The book creates an extraordinarily convincing atmosphere of the second world war – the hospital, the blitz, the regular medical staff and the volunteers. It is set in a hospital in Kent (ie not far from London): a harmless old man dies in the operating theatre – but why on earth would anyone want to kill him? Life goes on, and there is a ghastly party night for the staff. A second murder removes all doubts, and then it turns out that the main characters we have been following all have their motives. Days pass, and the suspects (all those who were near the theatre on the day in question) are stuffed in together (no-one else in the hospital wants to be around them) waiting for something to happen. The final denoument is wholly surprising, and brilliantly done.

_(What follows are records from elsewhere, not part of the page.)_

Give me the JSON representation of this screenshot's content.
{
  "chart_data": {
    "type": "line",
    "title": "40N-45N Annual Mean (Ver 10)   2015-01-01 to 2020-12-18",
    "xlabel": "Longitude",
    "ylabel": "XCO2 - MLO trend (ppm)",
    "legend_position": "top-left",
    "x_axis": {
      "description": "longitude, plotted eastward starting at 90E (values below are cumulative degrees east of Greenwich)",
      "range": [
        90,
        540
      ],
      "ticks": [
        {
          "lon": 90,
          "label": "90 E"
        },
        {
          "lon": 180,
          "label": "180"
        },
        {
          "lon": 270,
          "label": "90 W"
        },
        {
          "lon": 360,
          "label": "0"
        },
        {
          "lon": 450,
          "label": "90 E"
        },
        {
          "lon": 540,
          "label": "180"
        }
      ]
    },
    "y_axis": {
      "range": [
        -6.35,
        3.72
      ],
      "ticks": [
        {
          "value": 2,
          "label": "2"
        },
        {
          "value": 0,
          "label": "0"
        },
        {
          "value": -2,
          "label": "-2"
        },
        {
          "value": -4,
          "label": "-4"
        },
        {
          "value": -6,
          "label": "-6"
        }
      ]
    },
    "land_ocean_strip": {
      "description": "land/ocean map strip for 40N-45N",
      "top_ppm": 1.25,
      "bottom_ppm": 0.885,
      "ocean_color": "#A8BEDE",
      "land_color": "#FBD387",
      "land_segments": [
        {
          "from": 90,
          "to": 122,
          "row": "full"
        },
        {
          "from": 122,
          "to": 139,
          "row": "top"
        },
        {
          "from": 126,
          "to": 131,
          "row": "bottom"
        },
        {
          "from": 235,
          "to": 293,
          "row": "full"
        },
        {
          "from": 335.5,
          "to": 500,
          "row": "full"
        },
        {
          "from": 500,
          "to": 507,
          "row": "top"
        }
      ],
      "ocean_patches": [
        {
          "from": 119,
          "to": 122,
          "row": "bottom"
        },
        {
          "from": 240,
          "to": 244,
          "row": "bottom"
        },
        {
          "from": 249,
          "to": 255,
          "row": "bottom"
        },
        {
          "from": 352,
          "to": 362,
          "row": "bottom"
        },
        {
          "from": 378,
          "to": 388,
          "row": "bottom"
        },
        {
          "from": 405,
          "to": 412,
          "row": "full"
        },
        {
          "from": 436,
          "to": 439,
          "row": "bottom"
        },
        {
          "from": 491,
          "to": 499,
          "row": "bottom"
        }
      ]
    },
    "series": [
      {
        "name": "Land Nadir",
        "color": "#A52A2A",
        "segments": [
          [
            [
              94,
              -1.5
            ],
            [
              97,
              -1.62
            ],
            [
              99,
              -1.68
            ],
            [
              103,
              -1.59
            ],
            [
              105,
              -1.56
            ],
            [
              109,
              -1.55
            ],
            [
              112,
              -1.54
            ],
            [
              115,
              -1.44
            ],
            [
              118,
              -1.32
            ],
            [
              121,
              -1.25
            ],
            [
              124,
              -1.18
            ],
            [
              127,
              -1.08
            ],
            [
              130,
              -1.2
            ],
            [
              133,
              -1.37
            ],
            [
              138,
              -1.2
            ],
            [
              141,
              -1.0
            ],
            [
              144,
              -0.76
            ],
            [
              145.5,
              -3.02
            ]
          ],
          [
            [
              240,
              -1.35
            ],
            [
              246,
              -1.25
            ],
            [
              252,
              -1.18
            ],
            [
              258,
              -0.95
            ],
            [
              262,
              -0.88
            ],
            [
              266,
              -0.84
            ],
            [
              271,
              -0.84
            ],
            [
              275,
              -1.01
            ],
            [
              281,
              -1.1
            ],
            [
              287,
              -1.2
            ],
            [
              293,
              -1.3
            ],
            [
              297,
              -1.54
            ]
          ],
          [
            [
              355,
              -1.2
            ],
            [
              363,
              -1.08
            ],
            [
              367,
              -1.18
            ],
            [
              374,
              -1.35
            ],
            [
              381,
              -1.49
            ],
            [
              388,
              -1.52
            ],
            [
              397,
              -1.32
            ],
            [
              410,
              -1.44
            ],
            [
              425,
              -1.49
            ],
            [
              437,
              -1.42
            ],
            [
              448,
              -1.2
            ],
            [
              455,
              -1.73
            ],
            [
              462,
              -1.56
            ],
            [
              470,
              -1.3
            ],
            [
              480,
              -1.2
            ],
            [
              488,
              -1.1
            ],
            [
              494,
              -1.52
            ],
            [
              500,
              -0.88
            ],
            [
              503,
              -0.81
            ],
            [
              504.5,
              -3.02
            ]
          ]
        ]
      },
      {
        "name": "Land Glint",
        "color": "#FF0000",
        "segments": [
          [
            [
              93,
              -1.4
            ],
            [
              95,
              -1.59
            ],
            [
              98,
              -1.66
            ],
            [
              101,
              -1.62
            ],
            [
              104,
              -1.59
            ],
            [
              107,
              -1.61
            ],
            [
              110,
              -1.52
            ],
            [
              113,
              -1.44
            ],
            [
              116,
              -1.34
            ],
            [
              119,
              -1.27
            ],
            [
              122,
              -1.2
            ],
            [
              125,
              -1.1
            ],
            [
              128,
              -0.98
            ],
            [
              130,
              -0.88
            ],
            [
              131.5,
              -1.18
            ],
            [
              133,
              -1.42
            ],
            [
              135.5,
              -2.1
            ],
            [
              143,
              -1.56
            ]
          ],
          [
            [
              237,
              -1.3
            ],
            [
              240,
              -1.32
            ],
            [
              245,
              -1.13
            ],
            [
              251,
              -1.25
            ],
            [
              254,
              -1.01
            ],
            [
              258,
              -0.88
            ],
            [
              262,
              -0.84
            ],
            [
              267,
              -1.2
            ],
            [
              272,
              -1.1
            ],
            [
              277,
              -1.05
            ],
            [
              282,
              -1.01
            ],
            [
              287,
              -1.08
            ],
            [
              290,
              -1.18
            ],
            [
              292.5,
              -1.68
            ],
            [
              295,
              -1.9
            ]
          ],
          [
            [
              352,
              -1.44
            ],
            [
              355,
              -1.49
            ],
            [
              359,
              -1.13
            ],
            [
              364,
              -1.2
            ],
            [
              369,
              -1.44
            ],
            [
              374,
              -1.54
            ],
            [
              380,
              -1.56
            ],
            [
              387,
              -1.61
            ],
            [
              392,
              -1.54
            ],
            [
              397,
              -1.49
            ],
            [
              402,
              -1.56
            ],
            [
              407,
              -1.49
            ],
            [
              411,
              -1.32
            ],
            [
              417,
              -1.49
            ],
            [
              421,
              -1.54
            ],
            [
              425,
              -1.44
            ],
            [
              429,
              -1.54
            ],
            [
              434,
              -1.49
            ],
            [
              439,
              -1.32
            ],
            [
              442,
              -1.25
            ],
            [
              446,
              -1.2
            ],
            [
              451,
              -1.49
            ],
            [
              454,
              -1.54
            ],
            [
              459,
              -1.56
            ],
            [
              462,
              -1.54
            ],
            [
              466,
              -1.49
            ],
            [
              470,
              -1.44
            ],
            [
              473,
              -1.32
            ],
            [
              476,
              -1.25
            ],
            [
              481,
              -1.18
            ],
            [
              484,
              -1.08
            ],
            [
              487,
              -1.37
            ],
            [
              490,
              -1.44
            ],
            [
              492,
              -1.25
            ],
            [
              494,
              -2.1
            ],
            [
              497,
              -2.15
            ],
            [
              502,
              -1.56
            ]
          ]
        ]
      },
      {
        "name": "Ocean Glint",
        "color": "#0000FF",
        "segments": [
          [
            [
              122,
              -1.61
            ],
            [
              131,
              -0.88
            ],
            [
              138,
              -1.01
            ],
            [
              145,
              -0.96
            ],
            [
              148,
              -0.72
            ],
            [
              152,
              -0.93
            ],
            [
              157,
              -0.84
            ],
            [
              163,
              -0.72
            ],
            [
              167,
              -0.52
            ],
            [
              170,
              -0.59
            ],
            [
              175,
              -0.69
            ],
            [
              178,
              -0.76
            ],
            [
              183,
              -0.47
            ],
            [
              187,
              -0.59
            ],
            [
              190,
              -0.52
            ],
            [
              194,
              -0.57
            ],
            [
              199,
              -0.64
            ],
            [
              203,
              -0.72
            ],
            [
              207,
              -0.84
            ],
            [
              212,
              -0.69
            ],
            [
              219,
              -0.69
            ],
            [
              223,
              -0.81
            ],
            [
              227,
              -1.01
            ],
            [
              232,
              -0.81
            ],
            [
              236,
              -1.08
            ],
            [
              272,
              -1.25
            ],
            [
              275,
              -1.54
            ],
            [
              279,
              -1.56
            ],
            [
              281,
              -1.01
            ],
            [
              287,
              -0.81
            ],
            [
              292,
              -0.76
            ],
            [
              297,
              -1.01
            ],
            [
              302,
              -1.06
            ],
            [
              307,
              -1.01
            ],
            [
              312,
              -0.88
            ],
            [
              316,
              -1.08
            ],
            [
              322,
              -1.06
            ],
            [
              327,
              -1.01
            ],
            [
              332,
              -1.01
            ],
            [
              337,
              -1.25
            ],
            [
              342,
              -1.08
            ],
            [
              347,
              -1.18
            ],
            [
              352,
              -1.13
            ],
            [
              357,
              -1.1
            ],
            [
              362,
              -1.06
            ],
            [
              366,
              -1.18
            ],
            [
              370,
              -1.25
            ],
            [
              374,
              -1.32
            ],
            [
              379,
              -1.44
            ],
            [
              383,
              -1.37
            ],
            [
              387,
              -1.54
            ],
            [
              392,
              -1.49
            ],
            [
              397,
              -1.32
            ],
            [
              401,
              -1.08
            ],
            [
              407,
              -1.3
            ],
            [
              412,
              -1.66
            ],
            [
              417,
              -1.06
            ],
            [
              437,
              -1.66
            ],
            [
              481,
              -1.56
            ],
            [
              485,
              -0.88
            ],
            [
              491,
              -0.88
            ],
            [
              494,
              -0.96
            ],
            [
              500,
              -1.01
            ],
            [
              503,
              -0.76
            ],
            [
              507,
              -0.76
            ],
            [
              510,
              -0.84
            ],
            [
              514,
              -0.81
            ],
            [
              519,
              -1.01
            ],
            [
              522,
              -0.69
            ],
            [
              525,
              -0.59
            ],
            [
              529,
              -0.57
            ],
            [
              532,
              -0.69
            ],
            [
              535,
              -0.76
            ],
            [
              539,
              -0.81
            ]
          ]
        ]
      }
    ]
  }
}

In the meantime, of course, they have all been chatting, being witty, starting and finishing love affairs, and being snobbish about everyone else. The three main women share a cottage on their own to avoid being with the lower-class women, as above. There is some funny business with the shillings for the gas meter – what a gift that system was to UK murder story writers of the era – and the revelation that the medical staff all carried small quantities of morphine around in their gasmask holder, just in case they were ever trapped in a bombed building.
The picture is of utility underwear of the time – it was produced by the Ministry of Information and is now in the collection of the Imperial War Museum. The second picture, also from the IWM collection, is of a hostel for war workers – the toothbrusher lives in a hostel with other similarly-placed young women, very much like the women in this book.